Dreistellige Millionenbeträge drohen jährlich
Laut aktuellen Schätzungen könnten die Personalkosten für Mecklenburg-Vorpommern in den dreistelligen Millionenbereich pro Jahr steigen. Diese Summe kommt zusätzlich zu den bereits geplanten 175 Millionen Euro, die das Land nach dem neuen Tarifabschluss im öffentlichen Dienst einplant. Besonders betroffen sind Beamte in unteren Besoldungsgruppen, wie beispielsweise Wachtmeister im Justizvollzug, deren Gehälter teilweise kaum über dem Bürgergeldniveau liegen.

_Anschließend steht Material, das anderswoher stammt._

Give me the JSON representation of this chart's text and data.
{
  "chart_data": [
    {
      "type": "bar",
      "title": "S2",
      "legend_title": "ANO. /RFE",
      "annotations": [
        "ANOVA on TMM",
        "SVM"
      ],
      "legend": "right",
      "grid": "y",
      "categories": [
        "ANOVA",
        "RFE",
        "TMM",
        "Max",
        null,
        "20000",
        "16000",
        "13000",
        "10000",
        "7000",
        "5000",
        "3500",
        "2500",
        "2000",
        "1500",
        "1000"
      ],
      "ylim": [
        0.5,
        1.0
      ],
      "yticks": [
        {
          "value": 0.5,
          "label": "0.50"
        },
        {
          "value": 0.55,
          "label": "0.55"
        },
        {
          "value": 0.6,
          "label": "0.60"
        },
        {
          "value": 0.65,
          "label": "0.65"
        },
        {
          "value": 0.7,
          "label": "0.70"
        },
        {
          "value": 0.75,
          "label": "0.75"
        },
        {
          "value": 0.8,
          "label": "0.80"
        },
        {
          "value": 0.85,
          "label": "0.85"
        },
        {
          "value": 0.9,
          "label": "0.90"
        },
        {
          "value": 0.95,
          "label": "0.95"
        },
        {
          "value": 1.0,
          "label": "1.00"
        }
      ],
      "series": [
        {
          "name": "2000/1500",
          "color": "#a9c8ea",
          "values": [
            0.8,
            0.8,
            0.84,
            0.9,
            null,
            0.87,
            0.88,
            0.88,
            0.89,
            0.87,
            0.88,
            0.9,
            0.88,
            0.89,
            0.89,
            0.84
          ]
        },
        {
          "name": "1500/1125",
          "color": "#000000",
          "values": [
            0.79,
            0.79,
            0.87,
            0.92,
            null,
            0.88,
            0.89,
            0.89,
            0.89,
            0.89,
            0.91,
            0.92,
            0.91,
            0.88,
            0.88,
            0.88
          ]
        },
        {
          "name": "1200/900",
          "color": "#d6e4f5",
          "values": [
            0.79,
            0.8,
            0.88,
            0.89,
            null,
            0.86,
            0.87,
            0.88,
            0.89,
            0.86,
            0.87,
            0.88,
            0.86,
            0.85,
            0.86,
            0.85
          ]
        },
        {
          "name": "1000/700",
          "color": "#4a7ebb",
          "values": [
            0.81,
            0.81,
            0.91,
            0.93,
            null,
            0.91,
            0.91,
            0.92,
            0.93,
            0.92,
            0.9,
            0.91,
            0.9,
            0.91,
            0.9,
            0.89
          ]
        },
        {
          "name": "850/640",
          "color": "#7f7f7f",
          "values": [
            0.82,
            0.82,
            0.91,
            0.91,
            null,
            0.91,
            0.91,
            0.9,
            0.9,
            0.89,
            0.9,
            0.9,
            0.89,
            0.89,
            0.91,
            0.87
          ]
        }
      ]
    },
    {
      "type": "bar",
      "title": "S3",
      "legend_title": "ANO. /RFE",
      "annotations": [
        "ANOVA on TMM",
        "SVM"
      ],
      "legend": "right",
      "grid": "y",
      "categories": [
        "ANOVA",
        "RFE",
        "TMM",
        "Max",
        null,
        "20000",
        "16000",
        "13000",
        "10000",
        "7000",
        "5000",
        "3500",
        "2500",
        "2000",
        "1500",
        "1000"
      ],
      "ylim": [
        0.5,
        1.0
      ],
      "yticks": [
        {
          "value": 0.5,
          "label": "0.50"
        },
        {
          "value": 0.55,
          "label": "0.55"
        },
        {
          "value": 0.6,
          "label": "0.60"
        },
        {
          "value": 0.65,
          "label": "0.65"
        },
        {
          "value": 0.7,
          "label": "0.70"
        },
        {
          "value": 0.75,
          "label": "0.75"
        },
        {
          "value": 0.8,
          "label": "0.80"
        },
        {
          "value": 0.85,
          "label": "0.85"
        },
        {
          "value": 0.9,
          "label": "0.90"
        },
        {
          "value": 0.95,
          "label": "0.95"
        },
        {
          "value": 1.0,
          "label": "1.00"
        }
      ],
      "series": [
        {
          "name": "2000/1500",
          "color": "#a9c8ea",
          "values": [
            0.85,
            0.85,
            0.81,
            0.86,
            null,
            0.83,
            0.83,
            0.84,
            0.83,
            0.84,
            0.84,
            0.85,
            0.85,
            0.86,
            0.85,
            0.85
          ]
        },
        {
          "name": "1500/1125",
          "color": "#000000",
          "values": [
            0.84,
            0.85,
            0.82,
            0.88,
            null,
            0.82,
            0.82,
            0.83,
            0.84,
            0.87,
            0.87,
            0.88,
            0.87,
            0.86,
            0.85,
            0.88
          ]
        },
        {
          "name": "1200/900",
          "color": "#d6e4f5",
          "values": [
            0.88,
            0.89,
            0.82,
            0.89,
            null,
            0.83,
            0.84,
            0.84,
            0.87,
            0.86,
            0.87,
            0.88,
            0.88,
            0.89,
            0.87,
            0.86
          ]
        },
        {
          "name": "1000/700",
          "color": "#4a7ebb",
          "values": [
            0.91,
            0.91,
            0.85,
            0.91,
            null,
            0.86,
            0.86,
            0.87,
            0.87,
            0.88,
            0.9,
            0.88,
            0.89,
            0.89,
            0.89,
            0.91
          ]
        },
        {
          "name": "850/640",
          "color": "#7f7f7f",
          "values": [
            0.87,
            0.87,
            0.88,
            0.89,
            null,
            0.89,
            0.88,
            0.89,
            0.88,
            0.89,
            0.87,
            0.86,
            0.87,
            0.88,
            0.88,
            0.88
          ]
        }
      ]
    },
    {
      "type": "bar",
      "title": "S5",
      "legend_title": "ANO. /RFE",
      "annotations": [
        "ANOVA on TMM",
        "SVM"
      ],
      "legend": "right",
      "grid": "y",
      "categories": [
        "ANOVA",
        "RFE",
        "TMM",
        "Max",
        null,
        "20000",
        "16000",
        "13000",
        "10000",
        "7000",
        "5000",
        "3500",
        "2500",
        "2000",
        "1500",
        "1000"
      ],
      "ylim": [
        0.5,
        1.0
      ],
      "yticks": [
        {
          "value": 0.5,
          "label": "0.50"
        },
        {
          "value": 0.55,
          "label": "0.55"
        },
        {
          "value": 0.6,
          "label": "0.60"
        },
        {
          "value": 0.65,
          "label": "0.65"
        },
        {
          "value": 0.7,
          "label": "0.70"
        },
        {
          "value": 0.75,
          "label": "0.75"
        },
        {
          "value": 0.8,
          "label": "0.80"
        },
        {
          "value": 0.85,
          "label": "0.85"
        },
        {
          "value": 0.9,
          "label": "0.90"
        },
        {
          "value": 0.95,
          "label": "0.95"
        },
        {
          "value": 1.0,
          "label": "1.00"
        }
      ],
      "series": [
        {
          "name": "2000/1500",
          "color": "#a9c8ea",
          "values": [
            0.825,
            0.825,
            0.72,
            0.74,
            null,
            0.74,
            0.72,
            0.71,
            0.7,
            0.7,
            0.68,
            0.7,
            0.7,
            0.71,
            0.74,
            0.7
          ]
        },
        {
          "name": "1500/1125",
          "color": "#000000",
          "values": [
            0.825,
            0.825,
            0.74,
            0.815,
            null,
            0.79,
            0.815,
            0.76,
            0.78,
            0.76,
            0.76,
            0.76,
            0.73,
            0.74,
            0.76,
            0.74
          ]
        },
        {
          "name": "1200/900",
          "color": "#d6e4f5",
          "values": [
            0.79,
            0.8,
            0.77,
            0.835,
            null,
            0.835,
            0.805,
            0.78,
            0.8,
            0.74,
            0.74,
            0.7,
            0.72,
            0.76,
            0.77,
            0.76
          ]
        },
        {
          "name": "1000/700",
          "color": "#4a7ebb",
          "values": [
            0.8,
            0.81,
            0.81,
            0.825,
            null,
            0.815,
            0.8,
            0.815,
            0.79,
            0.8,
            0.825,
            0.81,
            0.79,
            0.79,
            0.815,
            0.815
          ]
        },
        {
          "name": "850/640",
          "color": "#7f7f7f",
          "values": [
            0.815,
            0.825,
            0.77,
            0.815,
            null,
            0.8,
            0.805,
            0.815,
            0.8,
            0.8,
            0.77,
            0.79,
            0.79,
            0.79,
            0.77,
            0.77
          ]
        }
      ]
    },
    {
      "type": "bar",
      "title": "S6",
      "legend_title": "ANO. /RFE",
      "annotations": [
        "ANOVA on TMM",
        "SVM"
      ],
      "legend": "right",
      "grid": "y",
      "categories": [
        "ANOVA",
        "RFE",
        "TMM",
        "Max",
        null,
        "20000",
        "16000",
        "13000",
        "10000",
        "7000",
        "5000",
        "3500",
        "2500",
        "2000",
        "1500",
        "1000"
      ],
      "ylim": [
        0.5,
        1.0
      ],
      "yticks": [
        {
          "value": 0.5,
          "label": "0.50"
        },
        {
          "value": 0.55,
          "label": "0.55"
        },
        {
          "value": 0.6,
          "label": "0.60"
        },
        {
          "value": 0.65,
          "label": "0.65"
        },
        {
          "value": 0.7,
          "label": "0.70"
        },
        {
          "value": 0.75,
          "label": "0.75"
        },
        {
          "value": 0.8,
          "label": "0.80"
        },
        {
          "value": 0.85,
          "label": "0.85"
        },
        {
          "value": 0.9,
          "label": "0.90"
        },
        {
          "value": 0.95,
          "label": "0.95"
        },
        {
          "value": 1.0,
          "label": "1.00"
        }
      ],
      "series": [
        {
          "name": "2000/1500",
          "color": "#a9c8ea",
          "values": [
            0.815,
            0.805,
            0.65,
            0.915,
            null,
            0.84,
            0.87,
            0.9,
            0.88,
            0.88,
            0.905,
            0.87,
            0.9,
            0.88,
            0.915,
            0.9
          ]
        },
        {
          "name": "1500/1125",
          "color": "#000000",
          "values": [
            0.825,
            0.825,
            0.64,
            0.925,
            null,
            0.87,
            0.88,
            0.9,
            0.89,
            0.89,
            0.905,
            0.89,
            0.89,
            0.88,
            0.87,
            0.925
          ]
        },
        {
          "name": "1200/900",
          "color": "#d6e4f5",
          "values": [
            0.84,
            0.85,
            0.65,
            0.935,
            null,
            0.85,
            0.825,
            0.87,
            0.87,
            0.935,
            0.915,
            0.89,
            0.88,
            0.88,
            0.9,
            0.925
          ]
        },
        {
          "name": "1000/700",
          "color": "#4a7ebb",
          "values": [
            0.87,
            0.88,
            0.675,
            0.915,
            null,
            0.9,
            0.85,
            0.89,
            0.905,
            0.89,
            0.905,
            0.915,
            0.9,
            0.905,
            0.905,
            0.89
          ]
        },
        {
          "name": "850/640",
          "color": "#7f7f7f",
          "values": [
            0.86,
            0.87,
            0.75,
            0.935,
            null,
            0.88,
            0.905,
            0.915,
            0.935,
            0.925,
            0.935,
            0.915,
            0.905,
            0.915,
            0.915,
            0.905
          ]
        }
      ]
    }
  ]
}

Finanzminister Geue mahnt zur Geduld
Finanzminister Heiko Geue äußert sich zurückhaltend zu konkreten Zahlen, betont jedoch die Komplexität der Umsetzung des Grundsatzurteils. „Wir konzentrieren uns darauf, die Übertragung des Tarifabschlusses auf den Beamtenbereich noch in dieser Legislaturperiode umzusetzen“, erklärt Geue. Er weist darauf hin, dass dieser Prozess Zeit in Anspruch nehmen wird und nicht überstürzt erfolgen kann.
Beamtenbund fordert schnelles Handeln
Dietmar Knecht, Landesvorsitzender des Deutschen Beamtenbundes (DBB) in Mecklenburg-Vorpommern, drängt auf eine zügige Lösung. Aus Sicht des DBB war die Besoldung von 2018 bis 2022 in mehreren Besoldungsgruppen verfassungswidrig zu niedrig, was Nachzahlungen im hohen zweistelligen Millionenbereich erforderlich macht. „Damit ist klar, dass Mecklenburg-Vorpommern handeln muss und sich nicht zurücklehnen kann“, so Knecht.
Opposition warnt vor neuen Schulden
Die CDU-Opposition im Landtag zeigt sich alarmiert angesichts der drohenden Mehrkosten. Fraktionschef Daniel Peters fordert eine haushalterisch verantwortungsvolle Lösung: „Falls nicht: keine neuen Schulden, keine Steuererhöhungen!“ Stattdessen schlägt er Einsparungen durch die Digitalisierung der Verwaltung vor. Das Land steht bereits unter erheblichem Haushaltsdruck, mit geplanten Neuverschuldungen von 280 Millionen Euro für die kommenden beiden Jahre.
Bundesweite Auswirkungen und interne Spannungen
Das Urteil des Bundesverfassungsgerichts hat auch andere Bundesländer wie Schleswig-Holstein betroffen, das mit zusätzlichen 300 Millionen Euro jährlich für Beamte und Pensionäre rechnet. In Mecklenburg-Vorpommern gibt es Unmut über den Alleingang Schleswig-Holsteins, der nicht mit Schwerin abgestimmt war. Ein Krisengespräch zwischen Finanzminister Geue und den Gewerkschaften ist für den kommenden Mittwoch vereinbart.
Insider berichten, dass von den Erhöhungen nicht nur Beamte in unteren Besoldungsgruppen profitieren könnten, sondern auch leitende Beamte und Minister, da der angemessene Abstand zwischen den Besoldungsstufen gewahrt bleiben muss. Betroffen sind unter anderem Polizisten, Lehrer und Justizbeamte sowie eine große Anzahl von Pensionären.